Why the need for a tax increase when their general fund has actually been growing due to sales from new businesses? From Petaluma 360:
"The city’s $39.5 million budget for 2014-15 shows a general fund growth of about $2.7 million, thanks to increasing sales tax revenue from a slew of major retailers opening. But Petaluma still faces a major general fund deficit by 2017 — mostly due to rising employee pension and health care costs."
Coming to your town soon? Nope. It's already happening in Eureka and any number of other cities and counties across the state.
6 Comments:
Taxes will continue to rise, pension reform or not. It's the cost of living in the most popular state in the Country.
As long as folks like you accept it. We can't have an ever increasing percentage of people's earnings going to government, especially as is the case now where you get less and less for the money you pay in taxes.
And that's pretty much what's happening across the state now with taxes having to be raised simply to pay for employees when they're no longer working for government.
Besides the Eureka Transaction and Use Tax Fortuna is proposing a 1% sales tax increase along with Rio Dell who is also proposing a 1% sales tax increase. Blue Lake is proposing a 4% utility user tax and Humboldt County has been mulling over a 1% sales tax and a high use utility user tax similar to Arcata's.

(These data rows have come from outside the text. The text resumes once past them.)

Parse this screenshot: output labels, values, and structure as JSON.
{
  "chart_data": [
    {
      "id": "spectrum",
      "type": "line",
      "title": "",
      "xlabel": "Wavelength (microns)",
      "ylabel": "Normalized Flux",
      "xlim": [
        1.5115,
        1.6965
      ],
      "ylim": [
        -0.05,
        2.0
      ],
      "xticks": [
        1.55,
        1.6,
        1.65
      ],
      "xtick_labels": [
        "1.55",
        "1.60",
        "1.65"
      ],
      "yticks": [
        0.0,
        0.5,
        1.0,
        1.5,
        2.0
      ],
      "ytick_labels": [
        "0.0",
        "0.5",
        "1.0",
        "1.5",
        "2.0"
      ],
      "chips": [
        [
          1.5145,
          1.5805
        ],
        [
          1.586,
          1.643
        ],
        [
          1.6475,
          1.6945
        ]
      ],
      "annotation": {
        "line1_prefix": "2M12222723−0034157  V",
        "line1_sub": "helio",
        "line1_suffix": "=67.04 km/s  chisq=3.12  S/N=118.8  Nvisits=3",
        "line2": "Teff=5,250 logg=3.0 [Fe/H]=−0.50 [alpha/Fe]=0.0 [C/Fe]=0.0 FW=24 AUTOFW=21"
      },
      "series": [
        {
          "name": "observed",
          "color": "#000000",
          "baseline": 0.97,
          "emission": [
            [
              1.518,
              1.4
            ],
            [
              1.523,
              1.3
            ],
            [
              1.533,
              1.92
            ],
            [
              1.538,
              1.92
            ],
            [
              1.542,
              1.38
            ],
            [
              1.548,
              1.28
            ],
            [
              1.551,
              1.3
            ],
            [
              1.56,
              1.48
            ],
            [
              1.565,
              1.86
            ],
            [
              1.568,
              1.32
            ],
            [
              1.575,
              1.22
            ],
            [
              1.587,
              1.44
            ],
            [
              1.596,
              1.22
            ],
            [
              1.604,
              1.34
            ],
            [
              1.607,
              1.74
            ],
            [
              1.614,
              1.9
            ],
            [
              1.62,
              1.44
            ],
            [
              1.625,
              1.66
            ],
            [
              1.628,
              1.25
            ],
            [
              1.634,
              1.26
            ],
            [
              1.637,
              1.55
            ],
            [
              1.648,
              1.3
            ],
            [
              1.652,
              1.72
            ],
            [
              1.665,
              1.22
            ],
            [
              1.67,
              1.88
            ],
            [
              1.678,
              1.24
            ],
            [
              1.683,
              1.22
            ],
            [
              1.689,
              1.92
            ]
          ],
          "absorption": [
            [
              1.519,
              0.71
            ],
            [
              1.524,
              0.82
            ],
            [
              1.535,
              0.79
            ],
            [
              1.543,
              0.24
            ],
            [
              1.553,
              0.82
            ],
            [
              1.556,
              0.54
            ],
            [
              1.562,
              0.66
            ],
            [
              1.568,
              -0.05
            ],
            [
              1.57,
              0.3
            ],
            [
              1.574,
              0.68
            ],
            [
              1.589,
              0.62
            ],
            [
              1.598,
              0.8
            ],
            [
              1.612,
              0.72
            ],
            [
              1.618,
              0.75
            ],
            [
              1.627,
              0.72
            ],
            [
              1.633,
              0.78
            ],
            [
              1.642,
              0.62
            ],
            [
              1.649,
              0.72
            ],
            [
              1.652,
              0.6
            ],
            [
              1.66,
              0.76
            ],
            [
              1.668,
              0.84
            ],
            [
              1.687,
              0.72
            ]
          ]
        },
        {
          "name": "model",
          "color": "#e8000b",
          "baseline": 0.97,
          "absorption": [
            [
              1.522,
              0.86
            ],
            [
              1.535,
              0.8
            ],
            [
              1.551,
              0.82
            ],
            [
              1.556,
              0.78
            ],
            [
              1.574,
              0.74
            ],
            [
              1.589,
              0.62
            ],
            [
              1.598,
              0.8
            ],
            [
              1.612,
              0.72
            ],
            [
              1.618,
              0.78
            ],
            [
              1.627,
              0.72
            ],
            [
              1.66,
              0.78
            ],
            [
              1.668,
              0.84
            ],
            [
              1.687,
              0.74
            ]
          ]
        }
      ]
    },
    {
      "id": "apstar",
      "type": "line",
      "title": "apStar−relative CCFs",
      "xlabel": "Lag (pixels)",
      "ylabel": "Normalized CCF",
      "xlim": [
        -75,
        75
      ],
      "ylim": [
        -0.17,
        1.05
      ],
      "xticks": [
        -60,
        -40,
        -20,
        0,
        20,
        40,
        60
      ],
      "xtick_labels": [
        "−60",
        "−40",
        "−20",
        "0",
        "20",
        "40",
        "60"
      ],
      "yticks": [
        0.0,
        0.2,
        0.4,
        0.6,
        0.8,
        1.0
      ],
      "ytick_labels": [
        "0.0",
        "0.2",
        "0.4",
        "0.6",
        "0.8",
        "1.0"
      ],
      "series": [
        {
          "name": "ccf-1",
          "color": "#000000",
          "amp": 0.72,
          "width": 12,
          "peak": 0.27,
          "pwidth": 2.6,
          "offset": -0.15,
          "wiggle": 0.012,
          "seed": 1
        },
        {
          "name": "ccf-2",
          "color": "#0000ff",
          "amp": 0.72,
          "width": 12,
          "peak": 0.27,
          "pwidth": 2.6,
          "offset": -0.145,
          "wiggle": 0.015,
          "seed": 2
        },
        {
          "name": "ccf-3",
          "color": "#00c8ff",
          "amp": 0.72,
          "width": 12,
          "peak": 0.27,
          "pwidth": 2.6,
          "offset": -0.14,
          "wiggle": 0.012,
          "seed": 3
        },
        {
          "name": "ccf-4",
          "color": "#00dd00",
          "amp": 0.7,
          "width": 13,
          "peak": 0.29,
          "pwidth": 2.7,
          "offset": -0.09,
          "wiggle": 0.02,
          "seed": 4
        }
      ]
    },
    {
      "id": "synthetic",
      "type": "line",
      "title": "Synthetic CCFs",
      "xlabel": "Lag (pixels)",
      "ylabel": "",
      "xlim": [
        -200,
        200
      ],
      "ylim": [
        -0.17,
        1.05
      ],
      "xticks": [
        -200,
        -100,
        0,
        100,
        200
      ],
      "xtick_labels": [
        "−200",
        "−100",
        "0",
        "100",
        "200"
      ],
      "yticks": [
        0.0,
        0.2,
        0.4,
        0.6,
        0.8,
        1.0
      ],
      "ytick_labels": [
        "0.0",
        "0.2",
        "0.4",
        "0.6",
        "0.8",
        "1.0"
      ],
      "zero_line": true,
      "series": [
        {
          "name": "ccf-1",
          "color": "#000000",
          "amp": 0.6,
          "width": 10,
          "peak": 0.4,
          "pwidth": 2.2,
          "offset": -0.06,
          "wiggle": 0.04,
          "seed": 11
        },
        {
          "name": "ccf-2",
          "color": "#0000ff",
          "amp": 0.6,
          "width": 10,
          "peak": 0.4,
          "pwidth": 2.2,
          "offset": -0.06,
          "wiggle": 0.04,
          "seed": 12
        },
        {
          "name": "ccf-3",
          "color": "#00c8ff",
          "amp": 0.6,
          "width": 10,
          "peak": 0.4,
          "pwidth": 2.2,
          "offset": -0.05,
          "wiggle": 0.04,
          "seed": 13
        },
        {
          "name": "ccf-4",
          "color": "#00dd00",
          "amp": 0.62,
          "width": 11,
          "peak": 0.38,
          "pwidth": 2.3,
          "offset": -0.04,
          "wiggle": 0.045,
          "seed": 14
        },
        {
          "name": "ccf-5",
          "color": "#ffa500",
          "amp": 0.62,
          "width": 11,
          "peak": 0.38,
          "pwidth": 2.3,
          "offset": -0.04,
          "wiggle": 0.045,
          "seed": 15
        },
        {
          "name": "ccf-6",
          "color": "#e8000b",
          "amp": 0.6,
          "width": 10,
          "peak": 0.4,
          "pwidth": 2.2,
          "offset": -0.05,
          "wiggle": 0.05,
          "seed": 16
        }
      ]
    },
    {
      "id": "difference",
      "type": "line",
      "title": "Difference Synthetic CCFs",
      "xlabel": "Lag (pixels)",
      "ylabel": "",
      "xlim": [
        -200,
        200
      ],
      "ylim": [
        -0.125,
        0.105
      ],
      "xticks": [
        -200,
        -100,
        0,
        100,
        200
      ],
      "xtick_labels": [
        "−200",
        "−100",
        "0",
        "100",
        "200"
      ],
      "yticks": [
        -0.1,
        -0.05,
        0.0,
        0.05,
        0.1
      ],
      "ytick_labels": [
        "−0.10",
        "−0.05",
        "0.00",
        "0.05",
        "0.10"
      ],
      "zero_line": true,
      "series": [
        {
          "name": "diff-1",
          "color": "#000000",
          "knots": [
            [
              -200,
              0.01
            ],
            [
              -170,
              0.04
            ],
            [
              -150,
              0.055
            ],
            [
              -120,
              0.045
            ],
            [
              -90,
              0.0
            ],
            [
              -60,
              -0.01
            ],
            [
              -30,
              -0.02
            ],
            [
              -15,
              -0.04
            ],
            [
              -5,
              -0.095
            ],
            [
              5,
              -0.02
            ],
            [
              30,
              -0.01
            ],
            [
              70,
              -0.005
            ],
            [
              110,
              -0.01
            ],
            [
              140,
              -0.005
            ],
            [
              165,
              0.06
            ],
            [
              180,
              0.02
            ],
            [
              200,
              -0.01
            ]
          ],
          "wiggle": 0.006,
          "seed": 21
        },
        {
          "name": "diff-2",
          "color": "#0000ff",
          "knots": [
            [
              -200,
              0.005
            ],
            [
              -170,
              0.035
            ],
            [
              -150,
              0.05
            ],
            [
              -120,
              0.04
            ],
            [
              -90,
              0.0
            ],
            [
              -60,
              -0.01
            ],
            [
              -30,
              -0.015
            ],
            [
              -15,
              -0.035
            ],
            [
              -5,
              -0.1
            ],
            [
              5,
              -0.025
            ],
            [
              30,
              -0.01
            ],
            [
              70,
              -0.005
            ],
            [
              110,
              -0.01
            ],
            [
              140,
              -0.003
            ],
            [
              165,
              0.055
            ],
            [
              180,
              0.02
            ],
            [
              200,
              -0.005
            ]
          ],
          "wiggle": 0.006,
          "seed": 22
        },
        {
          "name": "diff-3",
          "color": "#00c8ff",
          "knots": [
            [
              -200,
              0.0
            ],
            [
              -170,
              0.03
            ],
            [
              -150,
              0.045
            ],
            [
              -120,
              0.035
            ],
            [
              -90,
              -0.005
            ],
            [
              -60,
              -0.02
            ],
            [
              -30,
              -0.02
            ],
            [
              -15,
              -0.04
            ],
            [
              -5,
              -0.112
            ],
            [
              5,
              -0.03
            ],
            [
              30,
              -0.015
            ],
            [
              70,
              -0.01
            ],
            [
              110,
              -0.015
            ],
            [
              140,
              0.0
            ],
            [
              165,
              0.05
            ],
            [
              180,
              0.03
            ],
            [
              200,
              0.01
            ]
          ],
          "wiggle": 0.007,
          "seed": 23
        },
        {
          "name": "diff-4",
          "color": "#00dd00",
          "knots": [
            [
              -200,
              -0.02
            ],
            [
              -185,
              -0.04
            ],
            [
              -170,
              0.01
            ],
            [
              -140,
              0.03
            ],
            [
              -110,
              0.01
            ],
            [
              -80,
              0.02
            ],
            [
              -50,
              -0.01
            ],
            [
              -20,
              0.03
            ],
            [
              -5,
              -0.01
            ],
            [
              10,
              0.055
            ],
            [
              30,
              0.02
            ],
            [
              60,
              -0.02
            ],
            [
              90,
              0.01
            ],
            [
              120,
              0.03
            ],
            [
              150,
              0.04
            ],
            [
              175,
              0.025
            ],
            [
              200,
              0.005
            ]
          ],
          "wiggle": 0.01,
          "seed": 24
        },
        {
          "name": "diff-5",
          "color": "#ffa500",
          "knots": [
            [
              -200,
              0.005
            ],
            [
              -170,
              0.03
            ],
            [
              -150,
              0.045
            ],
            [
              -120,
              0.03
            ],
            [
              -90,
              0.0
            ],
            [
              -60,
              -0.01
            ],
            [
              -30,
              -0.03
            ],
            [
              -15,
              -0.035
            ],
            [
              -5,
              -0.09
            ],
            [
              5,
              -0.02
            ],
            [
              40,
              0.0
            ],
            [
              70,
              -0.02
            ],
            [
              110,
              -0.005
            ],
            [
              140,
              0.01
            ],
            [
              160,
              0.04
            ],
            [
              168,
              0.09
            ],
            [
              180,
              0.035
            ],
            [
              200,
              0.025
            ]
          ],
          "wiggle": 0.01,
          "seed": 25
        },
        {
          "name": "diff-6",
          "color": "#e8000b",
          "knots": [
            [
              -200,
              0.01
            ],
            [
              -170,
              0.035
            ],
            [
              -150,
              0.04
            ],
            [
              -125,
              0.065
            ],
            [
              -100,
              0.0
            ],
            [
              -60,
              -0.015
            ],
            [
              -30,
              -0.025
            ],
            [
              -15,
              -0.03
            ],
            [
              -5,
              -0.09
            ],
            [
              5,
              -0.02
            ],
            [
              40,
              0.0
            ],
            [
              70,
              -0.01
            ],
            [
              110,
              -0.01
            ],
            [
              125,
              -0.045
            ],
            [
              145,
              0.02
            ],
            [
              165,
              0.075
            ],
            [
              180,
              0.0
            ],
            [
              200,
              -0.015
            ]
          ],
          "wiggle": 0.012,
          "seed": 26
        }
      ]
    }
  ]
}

Most all of this will be before the voters in November.
Yep, and there will likely be more to come. Will we be asked to pass another half or full cent increase in the next few years when the current taxes aren't enough?
Remember that this is just local sales and utility taxes. They're considering raising the federal gasoline tax, too, along with probably others we haven't heard about..yet.
"taxes having to be raised simply to pay for employees when they're no longer working for government."
What's your solution? Deny people the pensions they've been promised and which were part of the calculation they made when they accepted the job and stuck with it all those years?
Going forward, we could reduce the pension benefits offered to new employees, but we still have to pay what's been promised in the past. And, by the way, if you offer less in the way of pensions and benefits, you may have to pay more in base salary in order to attract workers. Maybe that's better, as it's more pay-as-you-go, but in the meantime if we switch to that arrangement we'll basically be paying more up-front for the new workers, at the same time as we're paying more at the back end for retired workers. Might save us money in the long term, but the short-term's gonna be a bitch. So there are no easy answers that, as far as I can tell.
"Going forward, we could reduce the pension benefits offered to new employees, but we still have to pay what's been promised in the past."
That is correct, and we'll be paying for current retirees and future ones for decades, even if we do put future employees on a more sustainable program. Just blowing it off and not addressing the issue, as is being done in many places, just means it will be longer before we get out from under this.